Evaluating $\int\frac{\cos^2x}{1+\tan x}\,dx$

Question

I'd like to evaluate the following integral:

$$\int \frac{\cos^2 x}{1+\tan x}dx$$

I tried integration by substitution, but I was not able to proceed.

Answer 1

This one always works for rational functions of $\sin x$ and $\cos x$ but can be a bit tedious. Set: $$ z = \tan x / 2$$ so that $$ \mathrm{d}x = \frac{2\,\mathrm{d} z}{1 + z^2}$$ $$ \cos x = \frac{1 - z^2}{1 + z^2}$$ $$\sin x = \frac{2z}{1 + z^2}$$ Now, you have a rational fraction in $z$ that you can integrate by standard methods (partial fraction decomposition).

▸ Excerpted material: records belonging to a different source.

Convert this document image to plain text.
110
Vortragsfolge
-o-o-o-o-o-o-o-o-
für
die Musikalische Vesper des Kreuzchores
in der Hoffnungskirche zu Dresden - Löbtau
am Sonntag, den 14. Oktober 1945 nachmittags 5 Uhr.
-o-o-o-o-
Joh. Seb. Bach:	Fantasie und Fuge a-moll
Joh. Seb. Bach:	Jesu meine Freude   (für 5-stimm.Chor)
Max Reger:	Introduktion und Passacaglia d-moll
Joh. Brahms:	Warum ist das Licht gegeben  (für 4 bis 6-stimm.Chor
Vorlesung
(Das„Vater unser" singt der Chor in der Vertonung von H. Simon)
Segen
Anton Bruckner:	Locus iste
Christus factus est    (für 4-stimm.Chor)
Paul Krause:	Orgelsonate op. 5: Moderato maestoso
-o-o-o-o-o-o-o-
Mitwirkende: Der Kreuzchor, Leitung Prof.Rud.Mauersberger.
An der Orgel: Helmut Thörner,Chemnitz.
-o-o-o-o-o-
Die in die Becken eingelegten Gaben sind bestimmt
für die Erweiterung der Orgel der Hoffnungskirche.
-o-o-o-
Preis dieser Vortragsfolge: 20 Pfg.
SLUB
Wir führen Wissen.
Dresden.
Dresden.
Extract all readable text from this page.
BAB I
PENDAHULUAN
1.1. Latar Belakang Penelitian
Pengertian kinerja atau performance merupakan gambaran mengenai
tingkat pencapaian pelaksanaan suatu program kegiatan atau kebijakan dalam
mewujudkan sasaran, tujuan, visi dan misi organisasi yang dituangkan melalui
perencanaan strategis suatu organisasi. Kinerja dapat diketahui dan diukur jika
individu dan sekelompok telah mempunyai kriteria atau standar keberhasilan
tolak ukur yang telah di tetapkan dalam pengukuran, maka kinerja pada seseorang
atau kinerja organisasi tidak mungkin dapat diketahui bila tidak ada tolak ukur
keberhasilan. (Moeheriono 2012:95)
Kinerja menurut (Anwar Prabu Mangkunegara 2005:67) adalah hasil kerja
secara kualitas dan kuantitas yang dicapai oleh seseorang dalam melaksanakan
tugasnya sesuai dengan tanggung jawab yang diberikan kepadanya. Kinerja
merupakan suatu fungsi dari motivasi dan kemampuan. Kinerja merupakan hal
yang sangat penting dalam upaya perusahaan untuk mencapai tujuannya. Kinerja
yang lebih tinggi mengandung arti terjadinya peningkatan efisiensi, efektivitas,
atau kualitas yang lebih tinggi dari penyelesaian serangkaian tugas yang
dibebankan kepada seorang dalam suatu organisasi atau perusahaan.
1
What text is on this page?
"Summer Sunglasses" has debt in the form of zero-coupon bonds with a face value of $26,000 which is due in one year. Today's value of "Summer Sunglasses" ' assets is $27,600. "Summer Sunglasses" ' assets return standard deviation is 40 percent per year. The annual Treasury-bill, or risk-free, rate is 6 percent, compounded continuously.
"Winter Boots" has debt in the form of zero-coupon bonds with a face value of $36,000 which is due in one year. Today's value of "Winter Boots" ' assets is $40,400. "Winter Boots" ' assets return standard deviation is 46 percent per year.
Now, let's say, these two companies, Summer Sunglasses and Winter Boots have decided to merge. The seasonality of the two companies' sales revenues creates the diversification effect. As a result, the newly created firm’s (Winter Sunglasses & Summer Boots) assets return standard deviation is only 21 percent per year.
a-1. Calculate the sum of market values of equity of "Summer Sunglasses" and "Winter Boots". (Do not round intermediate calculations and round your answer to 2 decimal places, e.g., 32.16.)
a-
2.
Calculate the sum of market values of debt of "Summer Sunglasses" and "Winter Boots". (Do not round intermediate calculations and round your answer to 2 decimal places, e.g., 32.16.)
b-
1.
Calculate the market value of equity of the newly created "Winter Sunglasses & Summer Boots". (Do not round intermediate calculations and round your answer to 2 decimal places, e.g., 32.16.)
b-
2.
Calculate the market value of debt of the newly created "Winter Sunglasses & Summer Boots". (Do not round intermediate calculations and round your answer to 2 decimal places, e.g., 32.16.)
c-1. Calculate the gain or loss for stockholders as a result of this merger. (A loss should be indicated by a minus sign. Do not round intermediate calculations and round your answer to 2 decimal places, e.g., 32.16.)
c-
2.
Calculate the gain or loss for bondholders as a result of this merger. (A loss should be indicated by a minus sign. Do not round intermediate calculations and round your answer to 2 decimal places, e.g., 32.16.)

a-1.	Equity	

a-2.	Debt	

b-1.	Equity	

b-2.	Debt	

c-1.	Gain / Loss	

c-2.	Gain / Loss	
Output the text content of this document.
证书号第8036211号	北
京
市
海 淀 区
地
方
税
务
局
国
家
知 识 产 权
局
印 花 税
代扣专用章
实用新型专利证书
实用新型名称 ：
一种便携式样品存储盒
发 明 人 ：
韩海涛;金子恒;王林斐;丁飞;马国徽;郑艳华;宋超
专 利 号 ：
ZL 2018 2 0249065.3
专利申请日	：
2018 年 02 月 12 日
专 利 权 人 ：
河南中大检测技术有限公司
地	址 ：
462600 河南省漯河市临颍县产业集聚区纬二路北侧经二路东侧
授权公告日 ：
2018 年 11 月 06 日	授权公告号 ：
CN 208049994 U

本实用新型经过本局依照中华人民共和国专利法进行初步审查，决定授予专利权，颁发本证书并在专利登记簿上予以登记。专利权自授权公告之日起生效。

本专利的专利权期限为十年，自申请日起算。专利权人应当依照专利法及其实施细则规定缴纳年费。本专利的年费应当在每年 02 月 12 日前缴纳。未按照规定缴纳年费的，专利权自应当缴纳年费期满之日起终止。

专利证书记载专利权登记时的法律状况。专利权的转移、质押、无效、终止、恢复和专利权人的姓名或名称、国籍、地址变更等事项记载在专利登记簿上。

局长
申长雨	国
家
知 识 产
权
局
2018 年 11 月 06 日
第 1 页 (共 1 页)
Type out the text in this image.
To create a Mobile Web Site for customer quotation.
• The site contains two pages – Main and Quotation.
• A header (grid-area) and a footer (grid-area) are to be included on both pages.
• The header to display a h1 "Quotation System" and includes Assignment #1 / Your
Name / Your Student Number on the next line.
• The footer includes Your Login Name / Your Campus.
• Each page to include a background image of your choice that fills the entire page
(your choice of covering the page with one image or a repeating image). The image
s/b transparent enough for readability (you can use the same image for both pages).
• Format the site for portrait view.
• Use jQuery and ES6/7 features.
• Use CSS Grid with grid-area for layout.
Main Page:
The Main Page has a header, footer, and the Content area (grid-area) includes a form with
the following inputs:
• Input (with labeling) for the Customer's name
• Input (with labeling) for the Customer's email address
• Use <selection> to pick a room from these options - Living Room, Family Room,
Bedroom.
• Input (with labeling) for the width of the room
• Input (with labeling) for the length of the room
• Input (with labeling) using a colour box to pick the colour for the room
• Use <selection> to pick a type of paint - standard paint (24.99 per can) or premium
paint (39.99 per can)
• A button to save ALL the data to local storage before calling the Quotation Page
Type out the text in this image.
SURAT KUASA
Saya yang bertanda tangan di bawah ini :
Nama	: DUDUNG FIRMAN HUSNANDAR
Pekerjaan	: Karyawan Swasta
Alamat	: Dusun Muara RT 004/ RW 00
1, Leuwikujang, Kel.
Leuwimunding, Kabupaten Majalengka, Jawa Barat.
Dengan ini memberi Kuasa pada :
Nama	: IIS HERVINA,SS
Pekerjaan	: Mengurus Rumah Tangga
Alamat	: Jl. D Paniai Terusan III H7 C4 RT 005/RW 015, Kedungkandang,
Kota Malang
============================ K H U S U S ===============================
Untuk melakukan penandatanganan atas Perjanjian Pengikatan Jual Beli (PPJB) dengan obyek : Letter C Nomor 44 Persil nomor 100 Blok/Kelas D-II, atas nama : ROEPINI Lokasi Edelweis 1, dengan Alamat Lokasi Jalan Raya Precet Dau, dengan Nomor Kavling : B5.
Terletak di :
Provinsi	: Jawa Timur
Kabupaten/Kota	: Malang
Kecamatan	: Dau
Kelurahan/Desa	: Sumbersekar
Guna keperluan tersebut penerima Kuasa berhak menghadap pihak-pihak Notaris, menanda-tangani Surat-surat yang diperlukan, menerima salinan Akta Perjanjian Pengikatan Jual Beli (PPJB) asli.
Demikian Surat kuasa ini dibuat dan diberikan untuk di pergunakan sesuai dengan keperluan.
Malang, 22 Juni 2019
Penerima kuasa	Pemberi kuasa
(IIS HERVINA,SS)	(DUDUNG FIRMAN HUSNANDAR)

There are often simpler (and trickier) substitutions for this kind of integrals, but this one will always do the job.

Answer 2

Here's another way; rewrite: $$\int \frac{\cos^2 x}{1+\tan x} \,\mbox{d}x = \int \frac{\sec^2 x}{\left(1+\tan x\right) \sec^4 x} \,\mbox{d}x = \int \frac{\sec^2 x}{\left(1+\tan x\right)\left( 1+\tan^2x\right)^2} \,\mbox{d}x $$

Now set $u = \tan x$ to get: $$\int \frac{1}{\left(1+u\right)\left( 1+u^2\right)^2} \,\mbox{d}u$$ And you can continue with partial fractions. Tedious, but it works.

Answer 3

$$\dfrac{2\cos^2x}{1+\tan x}=\dfrac2{(1+\tan x)(1+\tan^2x)} =\dfrac{1+\tan^2x+1-\tan^2x}{(1+\tan x)(1+\tan^2x)}$$

$$=\dfrac1{1+\tan x}+\dfrac{1-\tan x}{1+\tan^2x}$$

$$=\dfrac{\cos x}{\cos x+\sin x}+\cos^2x(1-\tan x)$$

$\cos^2x(1-\tan x)$ can be managed easily.

Now $\dfrac{2\cos x}{\cos x+\sin x}=1+\dfrac{\cos x-\sin x}{\cos x+\sin x}$

$\dfrac{d(\cos x+\sin x)}{dx}=?$

Answer 4

$\displaystyle \int \frac{\cos^2 x}{1+\tan x}dx = \int\frac{\cos^3 x}{\sin x+\cos x}dx = \frac{1}{2}\int\frac{(\cos^3 x+\sin ^3 x)+(\cos^3 x-\sin ^3 x)}{\cos x+\sin x}dx$

$\displaystyle = \frac{1}{4}\int (2-\sin 2x)dx+\frac{1}{4}\int\frac{(2+\sin 2x)(\cos x-\sin x)}{\cos x+\sin x}dx$

put $\cos x+\sin x= t$ and $1+\sin 2x = t^2$ in second integral

Answer 5

HINT:

$$\frac{\cos^2x}{1+\tan x}=\frac{\cos^3x}{\cos x+\sin x}$$

Now $\cos x+\sin x=\sqrt2\cos\left(x-\dfrac\pi4\right)$

Set $x-\dfrac\pi4=u\implies\cos x=\cos\left(u+\dfrac\pi4\right)=\sqrt2(\cos u-\sin u)$